Если я слушаю музыку, хочу чувствовать ее глубину. Музыка должна менять человека, даже если звучит всего минуту. Когда мне грустно, она должна ободрить. Если счастлив, не должна делать грустным, сводить с ума.
- Раз вы играете джаз, значит, подавляющее большинство джазовых произведений вам нравится. А хотя бы одно нелюбимое есть?
- Много лет назад я научился одной вещи. Когда музыка тебе не нравится, не нужно ее судить, лучше просто зарабатывать деньги. Я проиграл в симфоническом оркестре 50 лет. Естественно, мне нравилось далеко не все. Были вещи, которые определенно не хотелось играть. Взять великого Бетховена. Из 9 его симфоний только в двух есть несколько отрезков, которые может играть тромбон. Как тромбонист, я бы желал, чтобы там все было написано для моего инструмента, но, увы, это невозможно.
- Когда вас пригласили в Бишкек, насколько быстро согласились? Чем вас заинтересовал данный проект с филармоническим камерным оркестром?
- Я давно сотрудничаю с Роджером Макмеррином. Он рассказал мне о Нуре, его оркестре, попросил написать аранжировки для произведений Фрэнка Синатры, которые будут звучать на концерте в субботу. Я подумал: "Будет классно приехать в Бишкек и поработать именно с этой музыкой. Смогу внести какую-то свою лепту, помочь музыкантам, у которых не было много возможностей приобщиться к такой музыке". Не помню, чтобы Фрэнк Синатра когда-нибудь приезжал в Бишкек?! Хочу поделиться с этим оркестром своим опытом.
- И каковы первые впечатления от общения с нашими музыкантами?

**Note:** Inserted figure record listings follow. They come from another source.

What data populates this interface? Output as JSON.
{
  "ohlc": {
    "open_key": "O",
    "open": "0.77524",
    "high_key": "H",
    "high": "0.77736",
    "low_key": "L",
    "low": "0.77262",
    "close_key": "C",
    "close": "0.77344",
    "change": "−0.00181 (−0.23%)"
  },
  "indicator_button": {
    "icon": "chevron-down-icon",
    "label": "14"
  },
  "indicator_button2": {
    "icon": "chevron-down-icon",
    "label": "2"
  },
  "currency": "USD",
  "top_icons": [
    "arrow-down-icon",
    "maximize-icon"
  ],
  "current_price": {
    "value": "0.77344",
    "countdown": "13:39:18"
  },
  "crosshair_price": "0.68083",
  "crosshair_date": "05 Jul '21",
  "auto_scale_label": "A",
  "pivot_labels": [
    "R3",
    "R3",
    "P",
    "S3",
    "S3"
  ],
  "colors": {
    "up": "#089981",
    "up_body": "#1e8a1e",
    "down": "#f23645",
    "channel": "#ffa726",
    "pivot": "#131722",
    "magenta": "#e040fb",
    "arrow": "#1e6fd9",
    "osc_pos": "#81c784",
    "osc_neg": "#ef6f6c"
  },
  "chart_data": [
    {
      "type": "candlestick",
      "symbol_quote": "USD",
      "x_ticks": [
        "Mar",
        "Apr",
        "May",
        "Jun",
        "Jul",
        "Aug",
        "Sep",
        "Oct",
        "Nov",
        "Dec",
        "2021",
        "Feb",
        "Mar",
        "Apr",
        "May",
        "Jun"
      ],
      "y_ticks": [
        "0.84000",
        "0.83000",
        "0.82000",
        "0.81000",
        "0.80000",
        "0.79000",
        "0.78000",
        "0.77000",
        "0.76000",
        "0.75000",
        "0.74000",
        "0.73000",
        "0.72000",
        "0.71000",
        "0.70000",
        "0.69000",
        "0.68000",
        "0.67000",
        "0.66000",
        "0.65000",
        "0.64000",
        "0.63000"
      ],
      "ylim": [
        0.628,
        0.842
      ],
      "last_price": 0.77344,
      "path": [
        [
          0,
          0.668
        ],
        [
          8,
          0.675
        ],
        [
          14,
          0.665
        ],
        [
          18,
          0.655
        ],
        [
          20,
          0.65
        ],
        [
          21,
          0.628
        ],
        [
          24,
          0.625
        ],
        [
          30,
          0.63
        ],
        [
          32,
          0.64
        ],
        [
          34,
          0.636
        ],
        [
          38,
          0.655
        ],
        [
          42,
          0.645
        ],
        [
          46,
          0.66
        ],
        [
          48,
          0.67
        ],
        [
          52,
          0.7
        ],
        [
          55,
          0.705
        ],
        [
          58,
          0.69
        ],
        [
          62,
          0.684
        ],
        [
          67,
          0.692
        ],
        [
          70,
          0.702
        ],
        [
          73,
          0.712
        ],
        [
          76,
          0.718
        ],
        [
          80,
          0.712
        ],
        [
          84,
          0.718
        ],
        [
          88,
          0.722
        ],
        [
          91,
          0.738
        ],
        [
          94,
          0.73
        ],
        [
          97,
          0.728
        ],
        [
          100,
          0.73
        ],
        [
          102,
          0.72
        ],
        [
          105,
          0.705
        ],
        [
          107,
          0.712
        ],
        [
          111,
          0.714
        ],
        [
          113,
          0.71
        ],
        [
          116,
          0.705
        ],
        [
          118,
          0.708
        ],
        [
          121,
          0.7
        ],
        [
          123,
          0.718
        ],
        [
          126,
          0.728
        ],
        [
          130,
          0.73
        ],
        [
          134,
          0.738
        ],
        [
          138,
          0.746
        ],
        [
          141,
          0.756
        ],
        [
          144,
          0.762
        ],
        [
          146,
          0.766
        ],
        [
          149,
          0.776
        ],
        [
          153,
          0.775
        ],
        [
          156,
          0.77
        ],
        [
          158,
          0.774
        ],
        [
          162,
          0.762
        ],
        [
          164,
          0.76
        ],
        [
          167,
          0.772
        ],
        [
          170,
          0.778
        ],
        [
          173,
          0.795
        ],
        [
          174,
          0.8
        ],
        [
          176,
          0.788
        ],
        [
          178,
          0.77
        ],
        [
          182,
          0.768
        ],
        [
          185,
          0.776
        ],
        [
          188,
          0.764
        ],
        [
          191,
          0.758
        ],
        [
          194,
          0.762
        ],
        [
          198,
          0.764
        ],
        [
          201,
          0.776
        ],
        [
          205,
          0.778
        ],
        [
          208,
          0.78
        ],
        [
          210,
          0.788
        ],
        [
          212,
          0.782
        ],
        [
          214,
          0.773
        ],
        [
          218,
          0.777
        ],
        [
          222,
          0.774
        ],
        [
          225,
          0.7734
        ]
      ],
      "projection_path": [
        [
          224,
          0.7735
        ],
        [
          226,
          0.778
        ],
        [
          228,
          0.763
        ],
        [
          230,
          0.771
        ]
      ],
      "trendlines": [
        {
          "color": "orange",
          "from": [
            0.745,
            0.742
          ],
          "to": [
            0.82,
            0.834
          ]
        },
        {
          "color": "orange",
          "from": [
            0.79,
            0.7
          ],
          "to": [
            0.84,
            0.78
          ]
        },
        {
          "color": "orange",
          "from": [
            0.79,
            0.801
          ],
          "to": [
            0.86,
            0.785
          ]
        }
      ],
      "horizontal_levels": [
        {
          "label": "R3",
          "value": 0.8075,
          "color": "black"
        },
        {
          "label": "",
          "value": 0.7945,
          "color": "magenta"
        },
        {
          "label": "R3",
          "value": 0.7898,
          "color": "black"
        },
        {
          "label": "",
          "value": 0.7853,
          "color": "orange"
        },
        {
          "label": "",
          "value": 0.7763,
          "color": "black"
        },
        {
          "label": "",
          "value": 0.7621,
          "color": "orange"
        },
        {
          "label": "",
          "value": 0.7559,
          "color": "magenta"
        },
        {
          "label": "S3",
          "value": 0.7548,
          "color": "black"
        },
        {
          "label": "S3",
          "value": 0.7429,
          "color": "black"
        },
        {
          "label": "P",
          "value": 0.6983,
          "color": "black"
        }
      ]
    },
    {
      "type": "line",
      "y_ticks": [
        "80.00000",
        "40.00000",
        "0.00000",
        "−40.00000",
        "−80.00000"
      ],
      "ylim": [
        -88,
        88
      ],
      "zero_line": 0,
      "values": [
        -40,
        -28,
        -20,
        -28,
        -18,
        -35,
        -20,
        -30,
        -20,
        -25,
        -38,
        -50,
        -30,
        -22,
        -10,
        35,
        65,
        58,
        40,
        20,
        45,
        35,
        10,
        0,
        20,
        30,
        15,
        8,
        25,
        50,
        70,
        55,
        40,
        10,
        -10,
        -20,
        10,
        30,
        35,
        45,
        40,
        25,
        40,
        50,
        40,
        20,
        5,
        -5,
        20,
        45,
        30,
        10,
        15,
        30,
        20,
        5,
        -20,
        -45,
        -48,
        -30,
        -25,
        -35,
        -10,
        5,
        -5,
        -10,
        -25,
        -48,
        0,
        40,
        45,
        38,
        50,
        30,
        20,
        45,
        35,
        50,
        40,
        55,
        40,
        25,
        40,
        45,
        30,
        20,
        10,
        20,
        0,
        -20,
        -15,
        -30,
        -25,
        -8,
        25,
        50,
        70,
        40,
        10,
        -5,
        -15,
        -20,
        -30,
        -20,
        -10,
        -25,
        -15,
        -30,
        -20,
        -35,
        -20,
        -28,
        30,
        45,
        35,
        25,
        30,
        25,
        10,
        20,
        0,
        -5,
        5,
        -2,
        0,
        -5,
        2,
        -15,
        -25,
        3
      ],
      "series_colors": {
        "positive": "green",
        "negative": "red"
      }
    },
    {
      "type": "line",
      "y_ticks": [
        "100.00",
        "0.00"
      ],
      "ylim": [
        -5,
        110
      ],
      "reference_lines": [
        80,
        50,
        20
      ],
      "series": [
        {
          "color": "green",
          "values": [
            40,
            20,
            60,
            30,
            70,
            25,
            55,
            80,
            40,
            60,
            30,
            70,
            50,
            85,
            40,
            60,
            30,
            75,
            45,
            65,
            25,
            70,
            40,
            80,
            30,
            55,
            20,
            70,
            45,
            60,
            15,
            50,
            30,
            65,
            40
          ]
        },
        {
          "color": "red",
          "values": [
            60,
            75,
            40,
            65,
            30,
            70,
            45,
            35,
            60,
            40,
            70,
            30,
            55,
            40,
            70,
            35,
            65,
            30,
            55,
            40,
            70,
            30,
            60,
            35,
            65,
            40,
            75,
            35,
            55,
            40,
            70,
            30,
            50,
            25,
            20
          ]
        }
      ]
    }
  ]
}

- Сделаю им комплимент. Музыканты очень стараются. Думаю, достигнем хорошего результата. Это новый для них стиль музыки. Ведь Баха мы играем одним образом, Брамса другим, Моцарта иначе. Нельзя Бетховена и Чайковского играть одинаково. Мы же сейчас берем совершенно новый джазовый стиль. В принципе те же самые ноты, но абсолютно другой характер музыки. Что иного в такой музыке для исполнителей, которые получили образование еще в Советском Союзе? В СССР все было очень строго. Это распространялось даже на такую музыку, как джаз. Но каждый джазовый музыкант играет один и тот же отрезок музыки по-своему. У него есть абсолютная свобода. И тут важно умение интерпретировать и импровизировать. В принципе есть всего-навсего два вида музыки: хорошая и плохая.
- До вашего выступления остается совсем немного времени. Есть еще над чем работать?
- Мы пока не до конца удовлетворены результатом. Здорово, что все работают как одна команда, единый механизм. Каждый человек в оркестре знает свою задачу. Движемся потихоньку, но в правильном направлении. Думаю, ни один музыкант не будет доволен, если завершим репетиции сегодня. Мы все знаем, что можем сделать лучше.
- Молодежь сейчас не очень-то жалует джазовую музыку. Если бы перед вами стояла задача переубедить парня или девушку, которые говорят, что не понимают и не любят джаз, что бы вы сделали?
- Молодежь все время ходит в наушниках. Сейчас наушники как одежда, часть образа что ли. Но если вы посадите девушку или молодого человека в зал и дадите ему шанс услышать настоящий живой оркестр без микрофонов и усилителей, уверен, им понравится. Это лучший рецепт. Проблема в том, что молодежь слушает громкую музыку. И это по большей части достаточно грубый стиль. Они идут на концерт какой-то группы и все равно оказываются окружены колонками. Это очень, очень, очень громко. Так можно и слух повредить. А если вы хотите, чтобы вас полюбили, нужно быть ласковым и нежным, а не грубым. Но... Громкая музыка - неотъемлемый атрибут молодости. От этого никуда не уйдешь. И я был молодым. Это сейчас у меня при таких звуках шарики за ролики заходят.